After Greek elections averted the immediate threat of Athens exiting the eurozone, concern turned to Spain where the banks have been thrown a eurozone lifeline of up to 100 billion euros ($A125 billion).
As Greece's pro-bailout parties negotiated the terms of a coalition government, Spain's troubles mounted.
Tapping the markets for the first time since the Greek vote on Sunday, Spain raised 3.04 billion euros, beating its 2.0-3.0 billion euro target in an auction of 12- and 18-month notes.
But it had to pay exorbitant rates to lure investors - 5.074 per cent for 12-month debt and 5.107 per cent for 18-month debt.
The yield on Spanish benchmark 10-year government bonds shattered the 7.0 per cent barrier on Monday for the first time since the creation of the euro in 1999, pushing above 7.2 per cent.
On Tuesday, the yield on 10-year bonds was at 7.003 per cent.
"It now appears inevitable that Spain will require a sovereign bailout, possibly very soon," said Capital Economics chief European economist Jonathan Loynes.
Rising bond yields reflected a belief that the banking bailout, agreed with eurozone partners on June 9, would not address broader fiscal problems, he said.
Spain's plan to cut the public deficit from 8.9 per cent of economic output last year to 5.3 per cent this year and 3.0 per cent in 2013 relied on a "very unlikely" recovery from recession next year, Loynes said.

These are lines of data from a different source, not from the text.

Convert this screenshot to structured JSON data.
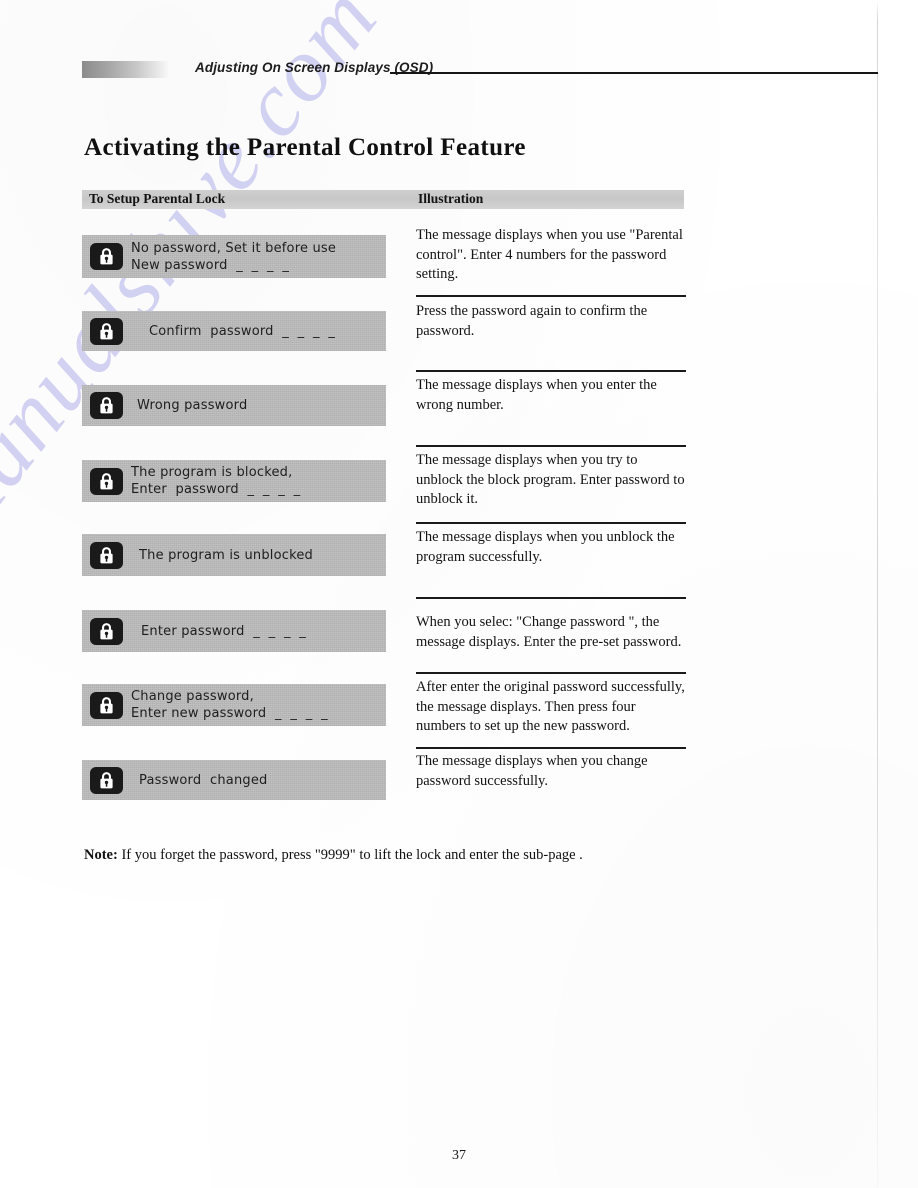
{
  "header": {
    "running_title": "Adjusting On Screen Displays (OSD)",
    "swatch": "gradient-swatch"
  },
  "section": {
    "title": "Activating the Parental Control Feature"
  },
  "table": {
    "columns": {
      "left": "To Setup Parental Lock",
      "right": "Illustration"
    },
    "rows": [
      {
        "osd": {
          "icon": "padlock-icon",
          "line1": "No password, Set it before use",
          "line2": "New password  _  _  _  _"
        },
        "illustration": "The message displays when you use \"Parental control\". Enter 4 numbers for the password setting."
      },
      {
        "osd": {
          "icon": "padlock-icon",
          "line1": "Confirm  password  _  _  _  _",
          "line2": ""
        },
        "illustration": "Press the password again to confirm the password."
      },
      {
        "osd": {
          "icon": "padlock-icon",
          "line1": "Wrong password",
          "line2": ""
        },
        "illustration": "The message displays when you enter the wrong number."
      },
      {
        "osd": {
          "icon": "padlock-icon",
          "line1": "The program is blocked,",
          "line2": "Enter  password  _  _  _  _"
        },
        "illustration": "The message displays when you try to unblock the block program. Enter password to unblock it."
      },
      {
        "osd": {
          "icon": "padlock-icon",
          "line1": "The program is unblocked",
          "line2": ""
        },
        "illustration": "The message displays when you unblock the program successfully."
      },
      {
        "osd": {
          "icon": "padlock-icon",
          "line1": "Enter password  _  _  _  _",
          "line2": ""
        },
        "illustration": "When you selec: \"Change password \", the message displays. Enter the pre-set password."
      },
      {
        "osd": {
          "icon": "padlock-icon",
          "line1": "Change password,",
          "line2": "Enter new password  _  _  _  _"
        },
        "illustration": "After enter the original password successfully, the message displays. Then press four numbers to set up the new password."
      },
      {
        "osd": {
          "icon": "padlock-icon",
          "line1": "Password  changed",
          "line2": ""
        },
        "illustration": "The message displays when you change password successfully."
      }
    ]
  },
  "note": {
    "label": "Note:",
    "text": " If you forget the password, press \"9999\" to lift the lock and enter the sub-page ."
  },
  "folio": {
    "page_number": "37"
  },
  "watermark": {
    "text": "manualshive.com",
    "color": "#c9c8ef"
  }
}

Markets held out little hope for quick help from Europe.
The leaders of Italy, France, Germany and Spain will hold a summit on the eurozone crisis on June 22 in Rome, ahead of a full European Union summit from June 28-29.
Kathleen Brooks, research chief at brokerage Forex.com, said Spain could avoid a rescue only if its debts were underwritten by stronger eurozone partners and if the European Central Bank bought its debt.
"But at the rate its yields are rising, Spain doesn't have enough time to wait for Europe's politicians to decide whether or not to underwrite the debts of the weakest states, it needs action now."
Spain, the eurozone's fourth-biggest economy, faces its next debt market test on Thursday, when it will try to raise up to two billion euros in a mix of two-, three- and five-year bonds.
In a sign that the crisis is reaching into the heart of the eurozone, investor confidence in Germany took its steepest fall in 14 years in June, according to a survey.
The ZEW think tank's economic expectations index, having fallen by more than 12 points last month, plunged a further 27.7 points this month to minus 16.9 points, the lowest level since January.